Changed the filter template in PgVercorStore to replace JSONPath expressions with JSONB field access, using standard SQL operators such as '=' instead of '==', 'AND' instead of '&&', and 'OR' instead of '||'. This adjustment addresses compatibility issues with the 'IN' operator, which previously returned parse errors. Also updated PgVectorFilterExpressionConverter and corresponding tests to align with these changes.
- Replaced
metadata::jsonb @@ '$.key == "value"'::jsonpath
withmetadata::jsonb->>'key' = 'value'
- Fixed parsing issues with
metadata::jsonb @@ '$.key in ["value"]'::jsonpath
by using JSONB field access. - Updated logical operators IN filter expressions to standard SQL syntax.
These changes improve the clarity, execution reliability, and compatibility of filter expressions in the database.
Comment From: tzolov
Thank you @dperezcabrera, looks like a nice improvement!
Could you please pull rebase to the upstream main (e.g. git pull -r upstream main
), resolve any eventual conflicts and (force) merge to you PR?
Comment From: dperezcabrera
Thank you. I've rebased and merged the changes as requested!
Comment From: tzolov
@dperezcabrera have you run the integration tests for the pgvector and for the autoconfiguraiton?
the ./mvnw clean install -pl vector-stores/spring-ai-pgvector-store -Pintegration-tests
is failing form me
Comment From: dperezcabrera
I have executed them; however, since I don't have an API key for OpenAI, this has been the result: run: 4, Failures: 0, Errors: 0, Skipped: 4.
Can you please send me the error logs by email?
Comment From: tzolov
@dperezcabrera for example
- searchWithFilters: COSINE_DISTANCE
org.springframework.jdbc.BadSqlGrammarException: PreparedStatementCallback; bad SQL grammar [SELECT *, embedding [=] ? AS distance FROM vector_store WHERE embedding [=] ? [ ? AND (metadata::jsonb-]]'country' = 'BG' AND metadata::jsonb-]]'year' = 2020) ORDER BY distance LIMIT ? ]
```
* searchWithFilters: EUCLIDEAN_DISTANCE
```
org.springframework.jdbc.BadSqlGrammarException: PreparedStatementCallback; bad SQL grammar [SELECT *, embedding [-] ? AS distance FROM vector_store WHERE embedding [-] ? [ ? AND (metadata::jsonb-]]'country' = 'BG' AND metadata::jsonb-]]'year' = 2020) ORDER BY distance LIMIT ? ]
```
* searchWithFilters: NEGATIVE_INNER_PRODUCT
org.springframework.jdbc.BadSqlGrammarException: PreparedStatementCallback; bad SQL grammar [SELECT *, (1 + (embedding [#] ?)) AS distance FROM vector_store WHERE (1 + (embedding [#] ?)) [ ? AND (metadata::jsonb-]]'country' = 'BG' AND metadata::jsonb-]]'year' = 2020) ORDER BY distance LIMIT ? ]
```
Comment From: dperezcabrera
I see another problem, metadata::jsonb->>'year'
must be (metadata->>'year')::INTEGER
In protected void doKey(Key key, StringBuilder context) {
I can't do this change.
Comment From: markpollack
Hi, this is a great contribution to improve the speed of pgvector, you mention In protected void doKey(Key key, StringBuilder context) { I can't do this change.
what do you mean?
I can't easily share access keys, I would recommend getting an openai subscription, the cost is minimal.
Comment From: dperezcabrera
Here: (https://github.com/dperezcabrera/spring-ai/blob/bebbfceab6e22a6bdeda3c3e168aceaf52994abd/spring-ai-core/src/main/java/org/springframework/ai/vectorstore/filter/converter/PgVectorFilterExpressionConverter.java#L64C1-L76C1)

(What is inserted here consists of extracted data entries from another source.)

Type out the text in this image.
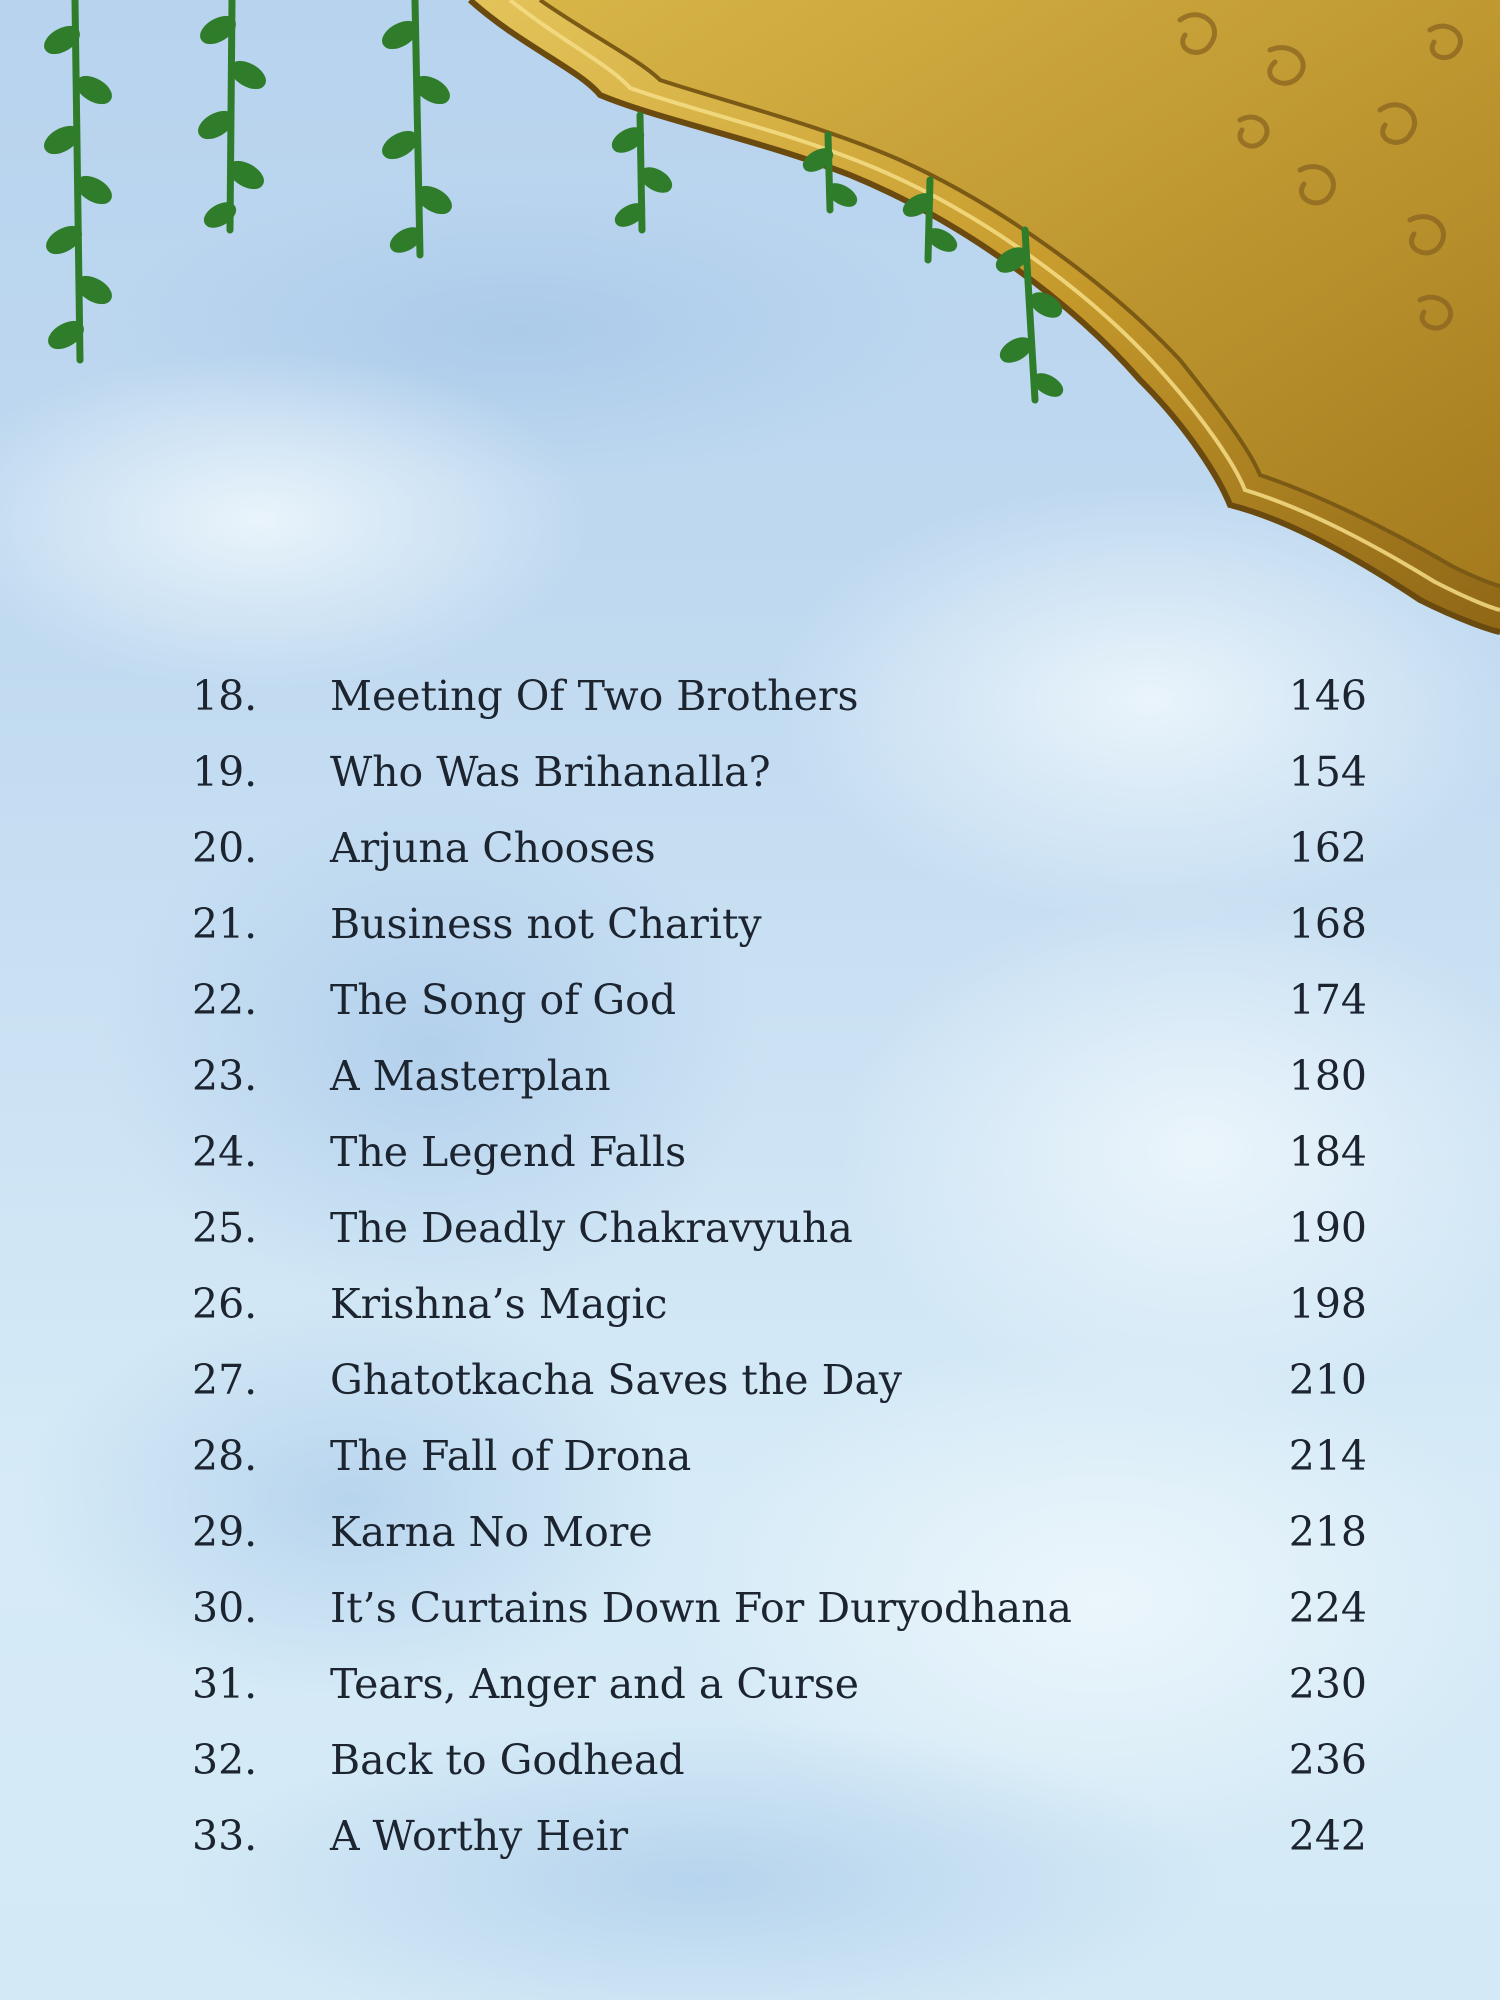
18. Meeting Of Two Brothers	146
19. Who Was Brihanalla?	154
20. Arjuna Chooses	162
21. Business not Charity	168
22. The Song of God	174
23. A Masterplan	180
24. The Legend Falls	184
25. The Deadly Chakravyuha	190
26. Krishna’s Magic	198
27. Ghatotkacha Saves the Day	210
28. The Fall of Drona	214
29. Karna No More	218
30. It’s Curtains Down For Duryodhana	224
31. Tears, Anger and a Curse	230
32. Back to Godhead	236
33. A Worthy Heir	242
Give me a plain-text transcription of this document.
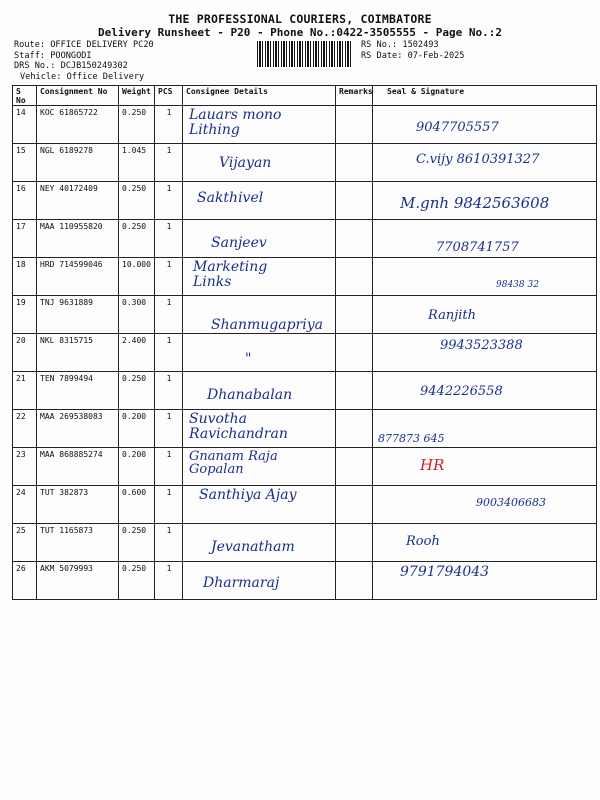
THE PROFESSIONAL COURIERS, COIMBATORE
Delivery Runsheet - P20 - Phone No.:0422-3505555 - Page No.:2
Route: OFFICE DELIVERY PC20
Staff: POONGODI
DRS No.: DCJB150249302
Vehicle: Office Delivery
RS No.: 1502493
RS Date: 07-Feb-2025
S No	Consignment No	Weight	PCS	Consignee Details	Remarks	Seal & Signature
14	KOC 61865722	0.250	1	Lauars mono Lithing		9047705557

15	NGL 6189278	1.045	1	Vijayan		C.vijy 8610391327

16	NEY 40172409	0.250	1	Sakthivel		M.gnh 9842563608

17	MAA 110955820	0.250	1	Sanjeev		7708741757

18	HRD 714599046	10.000	1	Marketing Links		98438 32

19	TNJ 9631889	0.300	1	Shanmugapriya		Ranjith

20	NKL 8315715	2.400	1	"		9943523388

21	TEN 7899494	0.250	1	Dhanabalan		9442226558

22	MAA 269538083	0.200	1	Suvotha Ravichandran		877873 645

23	MAA 868885274	0.200	1	Gnanam Raja Gopalan		HR

24	TUT 382873	0.600	1	Santhiya Ajay		9003406683

25	TUT 1165873	0.250	1	Jevanatham		Rooh

26	AKM 5079993	0.250	1	Dharmaraj		9791794043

I need to know the type of the key. If fieldname is an integer, the method must use this template (metadata->>'fieldname')::INTEGER. If fieldname is a string, then: metadata::jsonb->>'fieldname'. If fieldname is a date, (metadata->>'fieldname')::DATE. This ensures the key is correctly interpreted in the database query. This will require a significant change in the common classes and may have side effects on other implementations, which need to be carefully considered before proposing it.
Now I have and access key, before I only had API keys for Microsoft's Azure, and they didn't work with the integrated tests.
Comment From: markpollack
bumping to RC1, apologies
Comment From: dperezcabrera
I think it is best to close this pull request, and address this functionality in the future. If you agree, close it.
Comment From: tzolov
Thank you for the effort @dperezcabrera. We can re-open it in the future if you have time to work on it.
Causing due to some unsolved issues (check the log above).